On what made her decide to establish her career in F&B and the initial challenges
It simply started with the want to eat! As a child I found myself lurking around the kitchen to make an attempt at the Pilsbury cooker cake without blowing it up. I love sweet. And today I head the kitchen of Fabelle- where I’m eating chocolate all day long.
The obvious challenge (considering I’m a woman) was-“Why kitchen? Choose Sales and Marketing!”
On skills which are important to be a good leader
I think to be a good leader it is important to be:
- Have empathy towards your colleagues
- A drive to achieve and be able to prioritize.
On the biggest issue facing women her age today
Safety – Both personally and professionally.
On whether it is important to have an International Women’s Day
I do think so.

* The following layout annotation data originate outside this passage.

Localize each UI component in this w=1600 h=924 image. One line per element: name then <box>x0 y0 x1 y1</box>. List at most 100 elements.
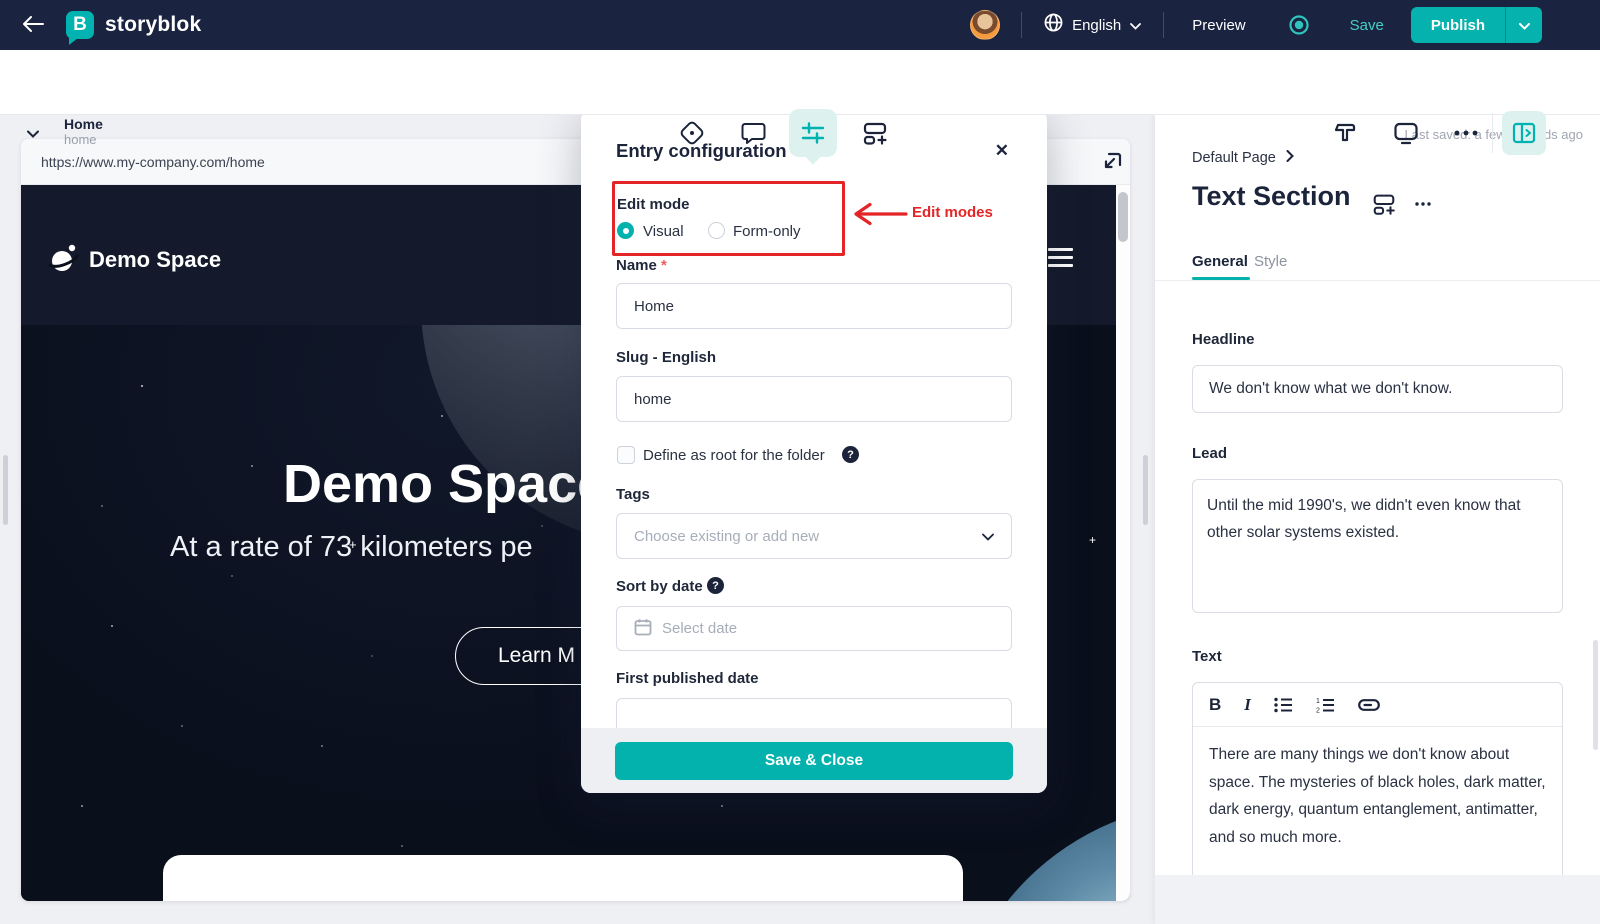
publish-dropdown-button[interactable] <box>1505 7 1542 43</box>
hero-title: Demo Space <box>283 453 607 515</box>
rich-text-toolbar: B I 12 <box>1193 683 1562 727</box>
first-published-label: First published date <box>616 670 759 687</box>
tabs-divider <box>1155 280 1600 281</box>
help-icon[interactable]: ? <box>707 577 724 594</box>
collapse-story-button[interactable] <box>20 120 46 146</box>
preview-url: https://www.my-company.com/home <box>41 154 265 170</box>
save-and-close-button[interactable]: Save & Close <box>615 742 1013 780</box>
headline-input[interactable] <box>1192 365 1563 413</box>
chevron-down-icon <box>27 126 39 141</box>
earth-image <box>951 803 1116 901</box>
annotation-label: Edit modes <box>912 204 993 221</box>
radio-visual-label[interactable]: Visual <box>643 223 684 240</box>
doc-name: Home <box>64 116 103 132</box>
entry-config-icon[interactable] <box>789 109 837 157</box>
add-block-icon[interactable] <box>855 113 895 153</box>
lead-label: Lead <box>1192 445 1227 462</box>
slug-label: Slug - English <box>616 349 716 366</box>
tab-general[interactable]: General <box>1192 253 1248 270</box>
sidebar-bottom-strip <box>1155 875 1600 924</box>
sort-date-input[interactable]: Select date <box>616 606 1012 651</box>
language-label: English <box>1072 17 1121 34</box>
add-block-icon[interactable] <box>1369 189 1399 219</box>
svg-text:1: 1 <box>1316 698 1320 705</box>
radio-form-only-label[interactable]: Form-only <box>733 223 801 240</box>
sort-by-date-label: Sort by date <box>616 578 703 595</box>
block-add-plus[interactable]: + <box>1089 533 1096 547</box>
help-icon[interactable]: ? <box>842 446 859 463</box>
modal-footer: Save & Close <box>581 728 1047 793</box>
rich-text-content[interactable]: There are many things we don't know abou… <box>1193 727 1562 865</box>
toggle-sidebar-icon[interactable] <box>1502 111 1546 155</box>
headline-label: Headline <box>1192 331 1255 348</box>
edit-mode-label: Edit mode <box>617 196 690 213</box>
radio-form-only[interactable] <box>708 222 725 239</box>
save-button[interactable]: Save <box>1350 17 1384 34</box>
app-root: B storyblok English Preview Save Publish <box>0 0 1600 924</box>
italic-icon[interactable]: I <box>1244 695 1251 715</box>
site-logo-planet-icon <box>47 241 81 275</box>
tags-select[interactable]: Choose existing or add new <box>616 513 1012 559</box>
site-brand: Demo Space <box>89 247 221 273</box>
device-preview-icon[interactable] <box>1386 113 1426 153</box>
site-content-card <box>163 855 963 901</box>
bold-icon[interactable]: B <box>1209 695 1221 715</box>
viewport-resize-handle-right[interactable] <box>1143 455 1148 525</box>
placeholder-marker-icon[interactable] <box>672 113 712 153</box>
root-folder-checkbox[interactable] <box>617 446 635 464</box>
name-input[interactable] <box>616 283 1012 329</box>
close-icon[interactable]: ✕ <box>995 141 1009 161</box>
root-folder-label: Define as root for the folder <box>643 447 825 464</box>
live-status-icon[interactable] <box>1288 14 1310 36</box>
sidebar-scrollbar-thumb[interactable] <box>1593 640 1598 750</box>
sort-date-placeholder: Select date <box>662 620 737 637</box>
block-add-plus[interactable]: + <box>349 537 357 552</box>
globe-icon <box>1044 13 1063 37</box>
slug-input[interactable] <box>616 376 1012 422</box>
tab-style[interactable]: Style <box>1254 253 1287 270</box>
publish-button[interactable]: Publish <box>1411 7 1505 43</box>
block-settings-sidebar: Last saved: a few seconds ago Default Pa… <box>1155 115 1600 924</box>
save-label: Save <box>1350 17 1384 34</box>
chevron-down-icon <box>1130 18 1141 33</box>
lead-textarea[interactable] <box>1192 479 1563 613</box>
storyblok-logo-icon: B <box>66 11 94 39</box>
navbar-divider <box>1021 12 1022 38</box>
numbered-list-icon[interactable]: 12 <box>1316 697 1335 713</box>
name-label: Name * <box>616 257 667 274</box>
tags-placeholder: Choose existing or add new <box>634 528 819 545</box>
avatar[interactable] <box>970 10 1000 40</box>
bullet-list-icon[interactable] <box>1274 697 1293 713</box>
tags-label: Tags <box>616 486 650 503</box>
required-asterisk: * <box>661 257 667 274</box>
more-options-icon[interactable] <box>1411 195 1435 213</box>
preview-button[interactable]: Preview <box>1192 17 1245 34</box>
preview-scrollbar-track[interactable] <box>1116 185 1130 901</box>
comments-icon[interactable] <box>733 113 773 153</box>
preview-scrollbar-thumb[interactable] <box>1118 192 1128 242</box>
text-label: Text <box>1192 648 1222 665</box>
back-arrow-icon <box>22 16 44 35</box>
doc-header[interactable]: Home home <box>64 116 103 147</box>
more-options-icon[interactable] <box>1446 113 1486 153</box>
top-navbar: B storyblok English Preview Save Publish <box>0 0 1600 50</box>
toolbar-divider <box>1492 113 1493 153</box>
chevron-down-icon <box>1519 18 1530 33</box>
chevron-down-icon <box>982 528 994 545</box>
text-tool-icon[interactable] <box>1325 113 1365 153</box>
sidebar-breadcrumb[interactable]: Default Page <box>1192 150 1294 166</box>
viewport-resize-handle-left[interactable] <box>3 455 8 525</box>
last-saved-status: Last saved: a few seconds ago <box>1404 127 1583 142</box>
hamburger-menu-icon[interactable] <box>1048 248 1073 272</box>
radio-visual[interactable] <box>617 222 634 239</box>
calendar-icon <box>634 618 652 640</box>
editor-toolbar: Home home <box>0 50 1600 115</box>
open-editor-icon[interactable] <box>1099 149 1125 175</box>
preview-label: Preview <box>1192 17 1245 34</box>
starfield <box>21 325 23 327</box>
back-button[interactable] <box>22 16 44 35</box>
language-selector[interactable]: English <box>1072 17 1141 34</box>
first-published-input[interactable] <box>616 698 1012 728</box>
brand-name: storyblok <box>105 13 201 37</box>
link-icon[interactable] <box>1358 699 1380 711</box>
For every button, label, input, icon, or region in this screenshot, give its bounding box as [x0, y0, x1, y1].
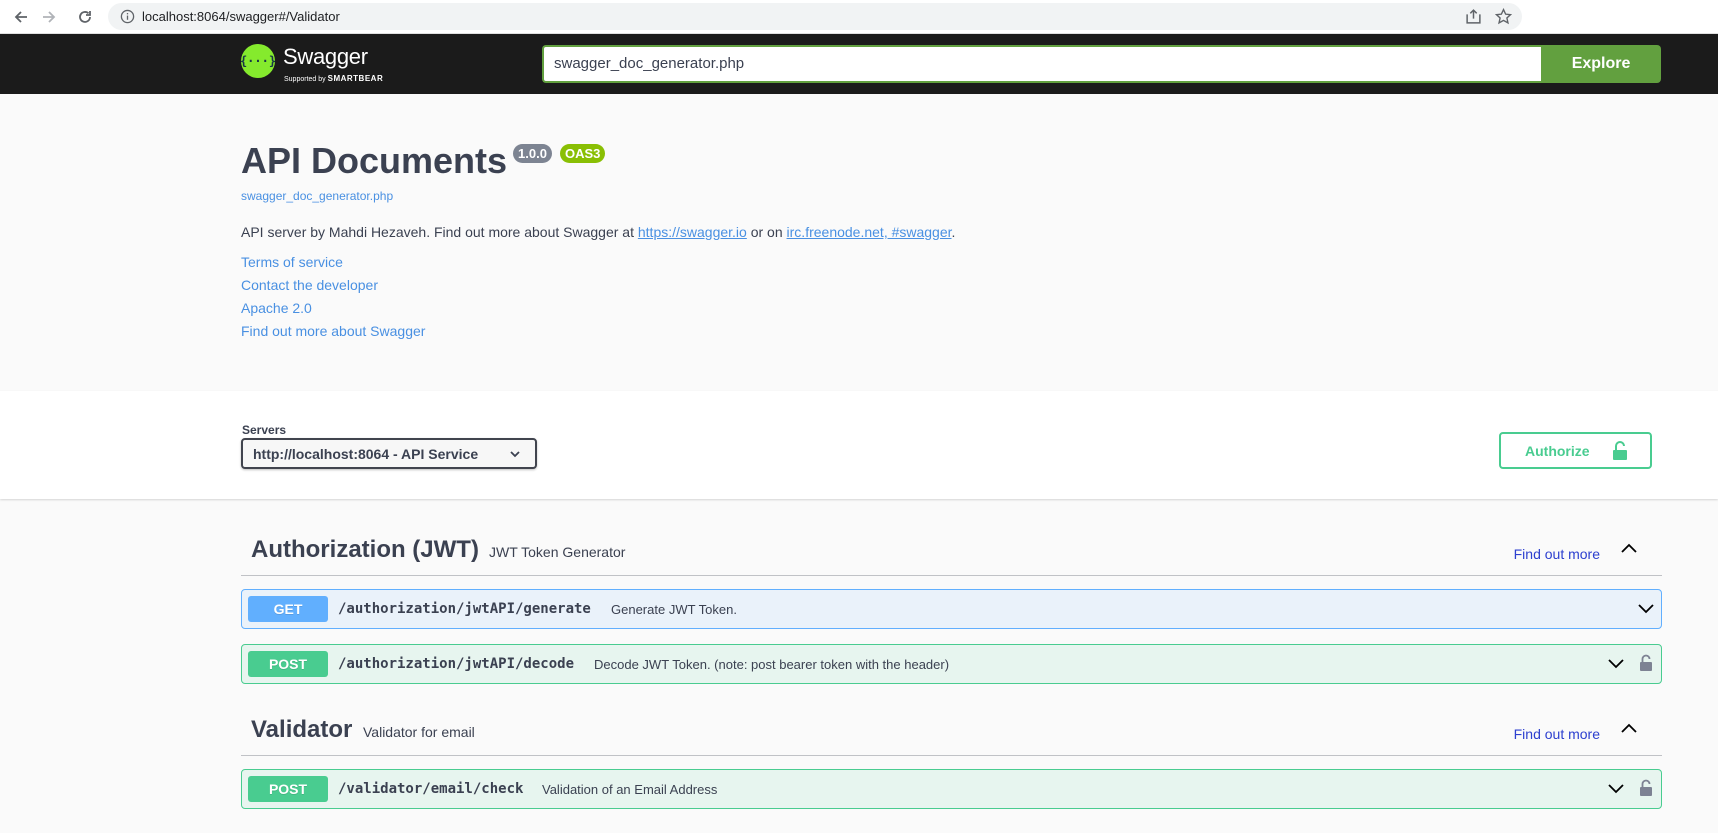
chevron-down-icon[interactable] — [1607, 658, 1625, 670]
arrow-left-icon — [14, 11, 27, 23]
authorize-button[interactable]: Authorize — [1499, 432, 1652, 469]
url-text: localhost:8064/swagger#/Validator — [142, 9, 340, 24]
version-badge: 1.0.0 — [513, 144, 552, 163]
page-title: API Documents — [241, 140, 508, 181]
tag-header-validator[interactable]: Validator Validator for email Find out m… — [241, 706, 1662, 756]
address-bar[interactable]: localhost:8064/swagger#/Validator — [108, 3, 1522, 30]
share-icon[interactable] — [1465, 8, 1482, 25]
operation-summary: Generate JWT Token. — [611, 602, 737, 617]
operation-summary: Validation of an Email Address — [542, 782, 718, 797]
external-docs-link[interactable]: Find out more about Swagger — [241, 323, 425, 339]
servers-select[interactable]: http://localhost:8064 - API Service — [241, 438, 537, 469]
find-out-more-link[interactable]: Find out more — [1514, 546, 1600, 562]
contact-developer-link[interactable]: Contact the developer — [241, 277, 378, 293]
chevron-up-icon[interactable] — [1620, 542, 1638, 554]
swagger-io-link[interactable]: https://swagger.io — [638, 224, 747, 240]
operation-path: /authorization/jwtAPI/generate — [338, 601, 591, 617]
tag-name: Validator — [251, 716, 353, 743]
info-icon[interactable] — [120, 9, 135, 24]
back-button[interactable] — [10, 6, 32, 28]
chevron-down-icon[interactable] — [1607, 783, 1625, 795]
servers-label: Servers — [242, 423, 287, 437]
title-row: API Documents 1.0.0 OAS3 — [241, 140, 606, 182]
swagger-logo-icon: {···} — [240, 44, 276, 78]
forward-button[interactable] — [38, 6, 60, 28]
server-selected-value: http://localhost:8064 - API Service — [253, 446, 479, 462]
operation-path: /validator/email/check — [338, 781, 524, 797]
browser-toolbar: localhost:8064/swagger#/Validator — [0, 0, 1718, 34]
method-badge: POST — [248, 651, 328, 677]
irc-link[interactable]: irc.freenode.net, #swagger — [787, 224, 952, 240]
operation-summary: Decode JWT Token. (note: post bearer tok… — [594, 657, 950, 672]
spec-url-input[interactable]: swagger_doc_generator.php — [542, 45, 1542, 83]
authorize-label: Authorize — [1525, 443, 1590, 459]
terms-of-service-link[interactable]: Terms of service — [241, 254, 343, 270]
scheme-container: Servers http://localhost:8064 - API Serv… — [0, 391, 1718, 499]
license-link[interactable]: Apache 2.0 — [241, 300, 312, 316]
find-out-more-link[interactable]: Find out more — [1514, 726, 1600, 742]
lock-icon[interactable] — [1639, 654, 1653, 672]
reload-icon — [79, 11, 91, 23]
operation-path: /authorization/jwtAPI/decode — [338, 656, 575, 672]
arrow-right-icon — [43, 11, 56, 23]
chevron-down-icon[interactable] — [1637, 603, 1655, 615]
unlock-icon — [1613, 441, 1627, 460]
chevron-up-icon[interactable] — [1620, 722, 1638, 734]
tag-name: Authorization (JWT) — [251, 536, 479, 563]
logo-subtitle: Supported by SMARTBEAR — [284, 74, 384, 83]
logo-text: Swagger — [283, 44, 368, 69]
info-section: API Documents 1.0.0 OAS3 swagger_doc_gen… — [0, 94, 1718, 391]
swagger-topbar: {···} Swagger Supported by SMARTBEAR swa… — [0, 34, 1718, 94]
explore-form: swagger_doc_generator.php Explore — [542, 45, 1661, 83]
chevron-down-icon — [510, 451, 520, 458]
star-icon[interactable] — [1495, 8, 1512, 25]
explore-button[interactable]: Explore — [1541, 45, 1661, 83]
operation-post-email-check[interactable]: POST /validator/email/check Validation o… — [241, 769, 1662, 809]
lock-icon[interactable] — [1639, 779, 1653, 797]
oas-badge: OAS3 — [559, 144, 606, 163]
reload-button[interactable] — [74, 6, 96, 28]
tag-description: JWT Token Generator — [489, 544, 626, 560]
api-description: API server by Mahdi Hezaveh. Find out mo… — [241, 224, 956, 240]
swagger-logo[interactable]: {···} Swagger Supported by SMARTBEAR — [240, 44, 391, 84]
operation-post-decode[interactable]: POST /authorization/jwtAPI/decode Decode… — [241, 644, 1662, 684]
method-badge: GET — [248, 596, 328, 622]
spec-url-link[interactable]: swagger_doc_generator.php — [241, 189, 393, 203]
method-badge: POST — [248, 776, 328, 802]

Yes, women have lived a life- treated inferior to men. Over the years this has significantly changed. International Woman’s day could in a way be a reminder to the world out there that we need to be treated with dignity, respect and celebrated.
Tips for women who want to make a career in F&B industry or to be more specific become a Chocolatier?
Accept and acknowledge that its’s a hard life. A tough life that will need you to be strong towards all the challenges thrown at you, rather than succumb to it and often find you asking yourself “Why me”?
The biggest challenge of working around only men for me was communication, finding common associations and delegation. Think beyond that, follow the pursuit of perfection and inspire others with your passion.